After the mutiny and Wendy was kicked out, a new leader was appointed from within the team – let’s call her “Clara.”  Clara didn’t necessarily want the job, but she had been on the team for longer than most, knew the systems quite well, and had a sense of the political landscape in the larger organization.  Additionally, she was liked and respected, both for her intellect and her actions.

What makes Clara a great leader is not her formal training, her MBA in management, or her years of experience leading this kind of group.  The reality is that she has none of these things.  What she does have, though, is a sense of appreciation for each team member and for the process of being a leader – treating her colleagues with respect  and openness.  

Now, she isn’t the end-all answer to leadership.  Like many leaders – all of whom happen to be real live human beings – she doesn’t love conflict, but she doesn’t avoid it altogether.  She uses her judgment to pick and choose the “battles,” and is mindful about what else is going on for the individual in question and the team, in general.

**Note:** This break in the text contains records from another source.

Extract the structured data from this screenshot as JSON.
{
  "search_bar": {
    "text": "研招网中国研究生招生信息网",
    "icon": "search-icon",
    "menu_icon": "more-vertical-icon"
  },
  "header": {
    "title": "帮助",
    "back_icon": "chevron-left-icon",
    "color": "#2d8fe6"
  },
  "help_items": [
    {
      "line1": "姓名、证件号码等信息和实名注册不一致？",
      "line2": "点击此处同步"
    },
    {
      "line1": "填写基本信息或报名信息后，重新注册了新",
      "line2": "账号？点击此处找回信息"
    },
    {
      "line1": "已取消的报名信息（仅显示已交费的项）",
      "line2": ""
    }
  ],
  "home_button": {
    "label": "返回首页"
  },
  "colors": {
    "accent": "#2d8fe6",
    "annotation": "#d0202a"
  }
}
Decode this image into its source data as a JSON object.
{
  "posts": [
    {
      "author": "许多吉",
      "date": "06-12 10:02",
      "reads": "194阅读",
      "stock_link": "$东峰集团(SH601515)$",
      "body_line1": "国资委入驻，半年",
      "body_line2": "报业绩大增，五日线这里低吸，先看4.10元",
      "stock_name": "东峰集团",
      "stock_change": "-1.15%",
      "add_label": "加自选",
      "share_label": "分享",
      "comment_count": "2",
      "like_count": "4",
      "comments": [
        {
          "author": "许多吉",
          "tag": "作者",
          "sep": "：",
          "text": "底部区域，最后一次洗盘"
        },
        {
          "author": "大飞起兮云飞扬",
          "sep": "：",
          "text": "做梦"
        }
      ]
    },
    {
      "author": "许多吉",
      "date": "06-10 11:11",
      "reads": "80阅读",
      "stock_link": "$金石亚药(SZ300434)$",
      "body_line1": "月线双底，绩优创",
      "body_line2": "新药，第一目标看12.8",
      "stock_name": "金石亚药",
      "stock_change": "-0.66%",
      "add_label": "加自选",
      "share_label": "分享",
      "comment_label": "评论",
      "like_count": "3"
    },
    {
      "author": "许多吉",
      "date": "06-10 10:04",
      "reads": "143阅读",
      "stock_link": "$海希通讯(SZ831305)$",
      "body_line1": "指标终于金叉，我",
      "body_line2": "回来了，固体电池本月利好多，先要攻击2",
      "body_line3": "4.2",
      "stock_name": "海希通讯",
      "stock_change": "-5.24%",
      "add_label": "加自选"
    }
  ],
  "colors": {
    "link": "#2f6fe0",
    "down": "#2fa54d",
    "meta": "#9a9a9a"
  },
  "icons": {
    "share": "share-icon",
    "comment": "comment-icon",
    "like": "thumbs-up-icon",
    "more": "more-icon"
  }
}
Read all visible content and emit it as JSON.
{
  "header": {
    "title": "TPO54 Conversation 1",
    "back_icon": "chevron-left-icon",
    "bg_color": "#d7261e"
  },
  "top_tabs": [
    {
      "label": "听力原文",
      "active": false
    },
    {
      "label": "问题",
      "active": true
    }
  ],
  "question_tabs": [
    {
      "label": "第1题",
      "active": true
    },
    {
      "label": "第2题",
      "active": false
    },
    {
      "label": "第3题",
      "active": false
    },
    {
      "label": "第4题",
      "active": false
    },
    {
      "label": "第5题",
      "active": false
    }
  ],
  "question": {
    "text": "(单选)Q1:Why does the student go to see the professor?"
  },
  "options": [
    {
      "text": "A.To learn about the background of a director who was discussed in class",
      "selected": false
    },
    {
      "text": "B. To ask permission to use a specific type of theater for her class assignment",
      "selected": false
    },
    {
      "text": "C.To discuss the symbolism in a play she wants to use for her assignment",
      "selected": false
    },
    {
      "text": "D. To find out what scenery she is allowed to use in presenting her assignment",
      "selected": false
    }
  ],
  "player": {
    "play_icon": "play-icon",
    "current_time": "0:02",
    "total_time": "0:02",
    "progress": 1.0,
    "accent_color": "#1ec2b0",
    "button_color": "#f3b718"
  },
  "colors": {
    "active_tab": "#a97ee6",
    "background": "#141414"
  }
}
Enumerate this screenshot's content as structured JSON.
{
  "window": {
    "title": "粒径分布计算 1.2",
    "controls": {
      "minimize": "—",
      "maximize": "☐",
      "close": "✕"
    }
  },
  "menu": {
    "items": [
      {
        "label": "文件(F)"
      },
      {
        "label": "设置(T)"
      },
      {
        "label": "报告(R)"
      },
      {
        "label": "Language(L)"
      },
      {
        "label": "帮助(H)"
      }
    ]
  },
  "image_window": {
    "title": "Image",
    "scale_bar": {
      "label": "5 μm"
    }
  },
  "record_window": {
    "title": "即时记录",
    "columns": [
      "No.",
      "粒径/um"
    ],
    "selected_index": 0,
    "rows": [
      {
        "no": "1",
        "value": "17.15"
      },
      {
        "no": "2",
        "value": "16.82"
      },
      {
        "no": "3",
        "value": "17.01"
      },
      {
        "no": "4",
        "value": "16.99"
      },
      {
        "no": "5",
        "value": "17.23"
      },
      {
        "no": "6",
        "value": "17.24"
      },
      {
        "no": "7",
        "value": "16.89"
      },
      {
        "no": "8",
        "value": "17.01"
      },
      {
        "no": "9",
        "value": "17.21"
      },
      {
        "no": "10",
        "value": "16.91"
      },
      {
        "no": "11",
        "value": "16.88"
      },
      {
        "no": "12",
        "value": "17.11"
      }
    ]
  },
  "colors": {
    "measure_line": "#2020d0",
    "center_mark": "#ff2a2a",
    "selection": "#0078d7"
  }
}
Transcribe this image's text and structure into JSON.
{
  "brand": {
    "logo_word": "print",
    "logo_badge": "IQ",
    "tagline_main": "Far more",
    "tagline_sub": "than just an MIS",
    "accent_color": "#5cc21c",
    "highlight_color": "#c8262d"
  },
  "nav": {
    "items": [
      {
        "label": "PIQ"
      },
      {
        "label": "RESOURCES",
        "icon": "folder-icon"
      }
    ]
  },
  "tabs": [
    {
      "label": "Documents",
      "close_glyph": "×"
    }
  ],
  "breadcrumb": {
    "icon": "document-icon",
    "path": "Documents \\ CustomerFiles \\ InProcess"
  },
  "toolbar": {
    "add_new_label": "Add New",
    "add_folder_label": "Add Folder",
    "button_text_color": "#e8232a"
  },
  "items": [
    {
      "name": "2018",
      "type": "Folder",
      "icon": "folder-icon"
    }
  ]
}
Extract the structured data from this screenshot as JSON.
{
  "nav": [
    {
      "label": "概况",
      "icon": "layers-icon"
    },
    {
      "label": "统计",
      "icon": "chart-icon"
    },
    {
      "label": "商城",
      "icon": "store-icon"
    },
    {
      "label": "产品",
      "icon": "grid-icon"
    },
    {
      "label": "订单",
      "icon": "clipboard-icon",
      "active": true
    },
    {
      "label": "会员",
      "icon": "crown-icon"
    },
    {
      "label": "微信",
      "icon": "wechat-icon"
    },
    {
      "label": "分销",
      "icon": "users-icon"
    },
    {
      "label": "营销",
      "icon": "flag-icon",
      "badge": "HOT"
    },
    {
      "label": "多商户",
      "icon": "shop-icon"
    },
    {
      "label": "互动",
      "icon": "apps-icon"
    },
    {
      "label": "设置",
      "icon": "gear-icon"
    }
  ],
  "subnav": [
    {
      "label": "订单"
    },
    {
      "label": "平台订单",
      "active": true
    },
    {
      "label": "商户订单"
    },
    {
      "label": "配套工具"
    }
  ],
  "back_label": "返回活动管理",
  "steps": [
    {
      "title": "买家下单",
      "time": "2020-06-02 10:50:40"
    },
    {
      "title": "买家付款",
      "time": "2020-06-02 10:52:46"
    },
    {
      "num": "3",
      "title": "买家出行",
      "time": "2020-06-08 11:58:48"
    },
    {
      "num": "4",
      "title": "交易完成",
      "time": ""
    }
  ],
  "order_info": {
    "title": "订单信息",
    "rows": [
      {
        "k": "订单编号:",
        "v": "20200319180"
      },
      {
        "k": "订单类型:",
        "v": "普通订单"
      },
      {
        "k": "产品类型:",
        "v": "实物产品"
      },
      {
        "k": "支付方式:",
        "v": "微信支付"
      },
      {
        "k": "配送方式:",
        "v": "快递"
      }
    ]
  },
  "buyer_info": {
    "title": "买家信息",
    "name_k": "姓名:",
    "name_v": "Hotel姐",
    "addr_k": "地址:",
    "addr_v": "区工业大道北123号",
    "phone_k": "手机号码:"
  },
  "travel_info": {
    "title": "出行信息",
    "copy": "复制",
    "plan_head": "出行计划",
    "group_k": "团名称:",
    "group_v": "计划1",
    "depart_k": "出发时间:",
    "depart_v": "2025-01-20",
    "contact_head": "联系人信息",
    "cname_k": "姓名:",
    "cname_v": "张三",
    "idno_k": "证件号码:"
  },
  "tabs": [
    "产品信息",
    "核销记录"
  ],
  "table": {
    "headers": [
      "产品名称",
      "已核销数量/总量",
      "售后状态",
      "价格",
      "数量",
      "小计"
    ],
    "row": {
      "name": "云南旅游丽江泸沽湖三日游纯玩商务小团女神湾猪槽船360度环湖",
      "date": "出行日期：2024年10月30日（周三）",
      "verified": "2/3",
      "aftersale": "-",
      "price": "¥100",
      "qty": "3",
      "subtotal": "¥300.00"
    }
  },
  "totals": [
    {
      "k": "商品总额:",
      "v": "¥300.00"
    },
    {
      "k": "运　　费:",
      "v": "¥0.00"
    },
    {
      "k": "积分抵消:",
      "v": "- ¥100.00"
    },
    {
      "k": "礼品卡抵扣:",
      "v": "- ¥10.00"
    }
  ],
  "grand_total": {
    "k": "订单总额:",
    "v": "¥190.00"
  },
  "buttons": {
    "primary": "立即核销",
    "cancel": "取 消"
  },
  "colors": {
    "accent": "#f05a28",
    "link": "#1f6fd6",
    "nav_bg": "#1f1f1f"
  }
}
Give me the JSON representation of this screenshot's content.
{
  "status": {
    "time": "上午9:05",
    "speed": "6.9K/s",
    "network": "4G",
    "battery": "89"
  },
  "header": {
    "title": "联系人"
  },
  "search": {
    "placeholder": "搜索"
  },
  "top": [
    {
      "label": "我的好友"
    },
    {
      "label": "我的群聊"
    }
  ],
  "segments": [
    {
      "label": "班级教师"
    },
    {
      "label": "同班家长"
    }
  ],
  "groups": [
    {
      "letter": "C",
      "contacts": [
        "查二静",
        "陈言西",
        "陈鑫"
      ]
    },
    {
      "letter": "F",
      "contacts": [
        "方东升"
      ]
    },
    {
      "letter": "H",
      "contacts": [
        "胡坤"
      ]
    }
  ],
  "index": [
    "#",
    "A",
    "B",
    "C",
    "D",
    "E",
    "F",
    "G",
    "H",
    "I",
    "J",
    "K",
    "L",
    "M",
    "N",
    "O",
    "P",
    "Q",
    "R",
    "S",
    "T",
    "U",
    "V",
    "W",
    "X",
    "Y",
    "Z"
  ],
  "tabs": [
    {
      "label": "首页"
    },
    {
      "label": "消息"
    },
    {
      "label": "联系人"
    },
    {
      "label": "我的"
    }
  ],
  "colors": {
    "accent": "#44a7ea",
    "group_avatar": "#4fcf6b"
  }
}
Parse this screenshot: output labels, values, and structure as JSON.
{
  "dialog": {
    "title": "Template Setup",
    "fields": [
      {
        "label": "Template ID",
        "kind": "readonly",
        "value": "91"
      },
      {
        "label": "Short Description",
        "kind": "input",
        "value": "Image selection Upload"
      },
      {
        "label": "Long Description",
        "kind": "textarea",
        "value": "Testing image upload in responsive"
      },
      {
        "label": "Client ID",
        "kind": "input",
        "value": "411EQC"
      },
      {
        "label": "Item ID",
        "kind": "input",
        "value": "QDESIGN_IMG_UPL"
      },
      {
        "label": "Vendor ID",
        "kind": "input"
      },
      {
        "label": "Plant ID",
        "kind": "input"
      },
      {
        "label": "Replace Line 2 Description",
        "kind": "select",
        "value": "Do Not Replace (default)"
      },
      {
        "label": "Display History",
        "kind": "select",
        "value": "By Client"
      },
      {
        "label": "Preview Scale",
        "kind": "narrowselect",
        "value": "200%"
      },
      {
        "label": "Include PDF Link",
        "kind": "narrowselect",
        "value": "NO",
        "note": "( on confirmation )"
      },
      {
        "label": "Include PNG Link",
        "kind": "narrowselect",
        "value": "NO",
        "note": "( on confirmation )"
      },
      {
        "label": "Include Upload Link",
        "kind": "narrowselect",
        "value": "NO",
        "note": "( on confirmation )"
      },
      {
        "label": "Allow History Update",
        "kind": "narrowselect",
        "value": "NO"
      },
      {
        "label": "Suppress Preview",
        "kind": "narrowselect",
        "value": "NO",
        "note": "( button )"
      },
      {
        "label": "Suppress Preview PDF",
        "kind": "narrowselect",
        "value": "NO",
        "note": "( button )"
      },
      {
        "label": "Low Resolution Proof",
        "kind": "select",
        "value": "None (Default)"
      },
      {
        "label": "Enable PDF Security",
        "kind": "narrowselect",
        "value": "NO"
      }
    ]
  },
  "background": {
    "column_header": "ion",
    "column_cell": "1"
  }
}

Is this stuff rocket science?  Absolutely not.  It amazes me that simply listening to people – whether they are colleagues or subordinates – is often the biggest piece to enrollment and engagement of a team.  It has to be listening that isn’t  just hearing, but listening with an open mind to the things you might not know or that you may not entirely believe.  But listening to others, integrating their thoughts into the larger sense of what’s what, showing others that they’ve been heard, and then taking a slightly different action or stance, based on the thoughts and ideas of the others is a huge piece of one kind of leadership.  This is a form of leadership that is more and more in demand today, but that so many leaders at all types of organizations are unable to take on.  

Seeing the ways that Clara is this kind of leader is powerfully refreshing.  It’s also powerfully effective, both within the inner workings of the team and with the external results they produce.